When you are being consumed by the iron jaws of back pain, it's easy to forget what your lovely, ache-free days were like — and that there are methods of relief. Here are a few common ones.
Medical doctors used to wildly overreact to back pain, throwing drugs and surgery at the mystery, until the federal Agency for Health Care Policy and Research issued new clinical treatment guidelines in 1994. "The era of routine radiography, strict bed rest, corsets, and traction has passed," says Dr. Richard A. Deyo, a member of the AHCPR panel. "It's been replaced by early return to normal activity and greater emphasis on exercise to prevent recurrences or to treat chronic pain." Now your family practitioner is more likely to send you for some ibuprofen and to look at epidural cortisone injections or surgery only as last resorts.
Gone are the days when your HMO balked at covering chiropractic bills. The AHCPR also endorses manipulation as a safe and effective form of back pain treatment, largely stifling those accusations of quackery that dogged chiropractors in the past.
"Compression equals back pain," explains chiropractor Leroy Perry, president of the International Sports Medicine Institute. By twisting, pushing, or pulling the spine, a chiropractor relieves compression, thus increasing mobility. Long a satisfying avenue for a majority of lower-back pain sufferers, chiropractic certainly has allure — instant relief — over the ibuprofen approach.
It's a helpful oversimplification to think of osteopathic physicians as a cross between chiropractors and medical doctors. An osteopath will crack your back just like a chiropractor, but D.O.'s also enjoy the same legal status as medical doctors, meaning they can diagnose and treat illness, employ medical technology, prescribe medications, and perform surgery. However, the osteopathic approach tends toward the noninvasive: They prefer to lay hands on the musculoskeletal system, help to improve posture, and prescribe prevention by exercise. For osteopaths, tugging on the spine is only the starting point for curing what ails you, whereas it's the raison d'Štre for chiropractors.
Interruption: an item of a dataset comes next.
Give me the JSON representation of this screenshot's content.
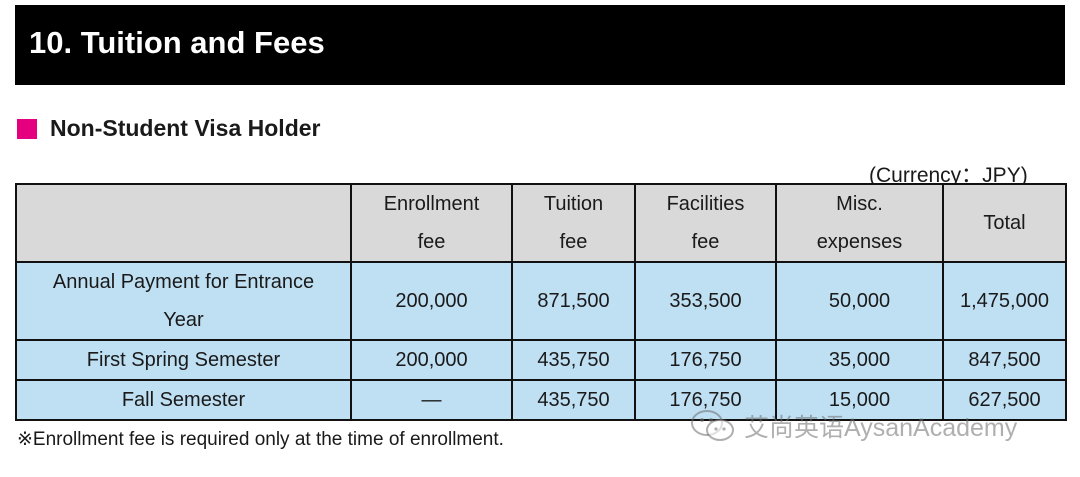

Widely accepted for treating chronic symptoms, acupuncture can also alleviate acute back problems. "If you walk into an acupuncturist's office with low-back pain, there's a good chance that you'll feel better in the next 24 hours," says Whitfield Reaves, cofounder of the National Sports Acupuncture Association. In Eastern terms, acupuncture releases blocked energy (qi, pronounced "chee") that should flow freely through so-called meridians in the body, thereby restoring homeostasis. If you must look at it from a Western point of view, studies suggest that needling certain points on the body boosts the production of endorphins, those feel-good hormones familiar to athletes of any bent.